The complexity of our K-12 education system sometimes makes it difficult to identify clear wins for the nation’s public schools.
Big milestones–record-high graduation rates or test scores, for instance–are often met with caveats and even bigger questions.
But according to the national nonprofit EducationSuperhighway, American schools finally have something to collectively celebrate, no strings attached: Today, 40 million more students have broadband access compared with 2013. That means, in just five years, the number of students with access to high-speed internet in schools is up more than tenfold.
It’s a tremendous technological achievement–one that school administrators, policy leaders, and community members can all get behind. Now, the onus is on school leaders to harness the power of ubiquitous high-speed connectivity toward stronger learning and deeper engagement with students and parents.
A national and community effort
The achievement of widespread school connectivity didn’t happen overnight–and not without incredible cooperation between federal and state governments and local schools.

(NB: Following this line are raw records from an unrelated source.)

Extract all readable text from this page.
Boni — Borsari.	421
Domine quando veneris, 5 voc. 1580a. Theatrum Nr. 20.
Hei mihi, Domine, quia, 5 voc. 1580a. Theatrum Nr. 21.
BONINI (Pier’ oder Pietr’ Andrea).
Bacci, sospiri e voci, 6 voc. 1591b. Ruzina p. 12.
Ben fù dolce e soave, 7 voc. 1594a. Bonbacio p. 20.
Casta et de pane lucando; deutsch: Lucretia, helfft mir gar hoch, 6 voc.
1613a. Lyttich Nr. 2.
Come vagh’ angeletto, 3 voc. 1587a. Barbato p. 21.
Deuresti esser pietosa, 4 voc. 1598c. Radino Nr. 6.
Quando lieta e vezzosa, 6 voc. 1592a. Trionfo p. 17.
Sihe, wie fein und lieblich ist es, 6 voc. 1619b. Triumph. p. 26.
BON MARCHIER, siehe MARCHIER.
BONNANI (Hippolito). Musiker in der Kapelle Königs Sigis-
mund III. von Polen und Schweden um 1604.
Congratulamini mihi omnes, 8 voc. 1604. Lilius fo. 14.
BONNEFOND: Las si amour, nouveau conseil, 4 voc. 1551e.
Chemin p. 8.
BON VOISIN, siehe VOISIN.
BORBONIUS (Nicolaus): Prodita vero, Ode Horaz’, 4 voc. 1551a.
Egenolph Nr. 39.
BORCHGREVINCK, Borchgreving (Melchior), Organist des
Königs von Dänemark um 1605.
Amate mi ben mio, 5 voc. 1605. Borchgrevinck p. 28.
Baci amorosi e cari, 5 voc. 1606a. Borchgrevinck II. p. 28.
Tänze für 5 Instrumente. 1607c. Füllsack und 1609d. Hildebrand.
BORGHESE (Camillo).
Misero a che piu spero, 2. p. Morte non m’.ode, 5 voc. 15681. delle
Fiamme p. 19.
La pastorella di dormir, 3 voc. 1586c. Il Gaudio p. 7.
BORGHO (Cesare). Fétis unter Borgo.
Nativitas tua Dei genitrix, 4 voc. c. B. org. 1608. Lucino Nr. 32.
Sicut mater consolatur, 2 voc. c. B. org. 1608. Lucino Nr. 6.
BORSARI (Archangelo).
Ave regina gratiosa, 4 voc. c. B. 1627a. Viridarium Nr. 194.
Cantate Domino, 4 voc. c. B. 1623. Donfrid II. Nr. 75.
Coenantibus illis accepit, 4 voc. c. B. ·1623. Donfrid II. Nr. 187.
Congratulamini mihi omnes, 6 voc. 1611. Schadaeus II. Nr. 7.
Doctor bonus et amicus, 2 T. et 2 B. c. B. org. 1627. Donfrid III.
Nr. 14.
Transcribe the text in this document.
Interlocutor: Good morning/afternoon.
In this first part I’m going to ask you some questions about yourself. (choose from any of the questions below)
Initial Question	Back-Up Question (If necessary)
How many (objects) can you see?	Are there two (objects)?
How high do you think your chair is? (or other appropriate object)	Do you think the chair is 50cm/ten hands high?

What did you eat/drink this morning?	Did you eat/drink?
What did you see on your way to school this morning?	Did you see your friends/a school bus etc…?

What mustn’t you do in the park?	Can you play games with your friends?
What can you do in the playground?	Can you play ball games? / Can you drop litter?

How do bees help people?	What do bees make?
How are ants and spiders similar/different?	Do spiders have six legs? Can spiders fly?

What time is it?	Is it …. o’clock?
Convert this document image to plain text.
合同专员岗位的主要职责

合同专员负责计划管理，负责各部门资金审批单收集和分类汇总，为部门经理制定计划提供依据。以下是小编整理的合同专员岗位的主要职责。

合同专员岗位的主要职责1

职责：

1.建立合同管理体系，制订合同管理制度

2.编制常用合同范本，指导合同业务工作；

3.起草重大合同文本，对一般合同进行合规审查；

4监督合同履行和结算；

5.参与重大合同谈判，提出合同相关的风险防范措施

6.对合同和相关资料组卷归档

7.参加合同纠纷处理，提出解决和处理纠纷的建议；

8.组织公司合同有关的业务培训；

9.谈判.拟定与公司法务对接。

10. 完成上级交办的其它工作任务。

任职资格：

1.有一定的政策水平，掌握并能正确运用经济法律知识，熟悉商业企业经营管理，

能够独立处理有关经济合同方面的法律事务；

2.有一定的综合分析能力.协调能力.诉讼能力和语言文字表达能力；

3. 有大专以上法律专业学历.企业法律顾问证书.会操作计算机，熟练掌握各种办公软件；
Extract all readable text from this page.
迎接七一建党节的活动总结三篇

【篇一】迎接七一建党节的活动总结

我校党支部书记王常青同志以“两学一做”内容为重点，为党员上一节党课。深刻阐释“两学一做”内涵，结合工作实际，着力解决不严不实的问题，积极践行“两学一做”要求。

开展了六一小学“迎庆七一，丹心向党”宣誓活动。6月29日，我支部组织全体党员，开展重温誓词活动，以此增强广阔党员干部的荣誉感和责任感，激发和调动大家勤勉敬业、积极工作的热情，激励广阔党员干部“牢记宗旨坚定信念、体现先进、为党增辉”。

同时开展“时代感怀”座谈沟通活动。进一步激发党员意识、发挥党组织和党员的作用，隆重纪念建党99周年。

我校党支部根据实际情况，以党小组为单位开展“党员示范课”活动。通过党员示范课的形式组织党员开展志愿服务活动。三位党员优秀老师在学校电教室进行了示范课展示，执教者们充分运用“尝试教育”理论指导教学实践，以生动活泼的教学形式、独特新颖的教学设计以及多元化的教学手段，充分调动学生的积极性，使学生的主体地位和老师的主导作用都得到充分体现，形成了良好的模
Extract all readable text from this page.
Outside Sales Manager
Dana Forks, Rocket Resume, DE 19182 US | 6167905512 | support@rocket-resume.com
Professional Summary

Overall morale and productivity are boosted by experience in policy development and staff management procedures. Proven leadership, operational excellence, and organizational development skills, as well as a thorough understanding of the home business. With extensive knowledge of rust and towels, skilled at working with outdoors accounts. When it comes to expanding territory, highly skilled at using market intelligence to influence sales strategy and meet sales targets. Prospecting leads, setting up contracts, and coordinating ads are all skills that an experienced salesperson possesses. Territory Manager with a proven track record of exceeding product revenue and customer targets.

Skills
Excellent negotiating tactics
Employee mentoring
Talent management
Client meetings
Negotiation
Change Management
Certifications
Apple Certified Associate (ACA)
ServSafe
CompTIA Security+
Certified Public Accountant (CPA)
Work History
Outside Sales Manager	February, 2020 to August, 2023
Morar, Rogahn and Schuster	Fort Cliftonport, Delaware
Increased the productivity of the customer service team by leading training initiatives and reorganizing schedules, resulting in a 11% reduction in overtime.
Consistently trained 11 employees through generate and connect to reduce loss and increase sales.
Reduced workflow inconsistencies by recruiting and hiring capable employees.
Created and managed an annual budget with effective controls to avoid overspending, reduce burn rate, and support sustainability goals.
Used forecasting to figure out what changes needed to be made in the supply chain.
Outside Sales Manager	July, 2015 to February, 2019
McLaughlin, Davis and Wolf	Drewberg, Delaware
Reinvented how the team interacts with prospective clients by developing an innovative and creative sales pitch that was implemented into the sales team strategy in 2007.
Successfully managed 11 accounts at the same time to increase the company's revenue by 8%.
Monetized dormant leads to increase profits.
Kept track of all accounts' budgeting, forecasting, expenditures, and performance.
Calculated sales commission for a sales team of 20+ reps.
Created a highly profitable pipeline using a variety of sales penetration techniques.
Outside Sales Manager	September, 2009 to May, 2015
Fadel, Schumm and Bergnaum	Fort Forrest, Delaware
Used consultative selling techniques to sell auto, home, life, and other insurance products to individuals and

Many K-12 policy discussions are sharply partisan, but the goal of providing every student with high-speed internet has for a long time received support across party lines.
“I have the best job in America. It’s like selling ice cream on a 93-degree day,” says Evan Marwell, CEO and founder of EducationSuperhighway, which has been a leading advocate in the high-speed connectivity movement. “Nobody’s against giving students and teachers the tools they need to compete globally. In today’s day and age, internet access is so clearly a critical tool–maybe even getting to the point of being more critical than a chalkboard.”
At the head of this effort is the Federal Communications Commission (FCC) and its E-rate program, which provides grants and discounts, with the goal of boosting K-12 school connectivity to at least 100 kbps per student.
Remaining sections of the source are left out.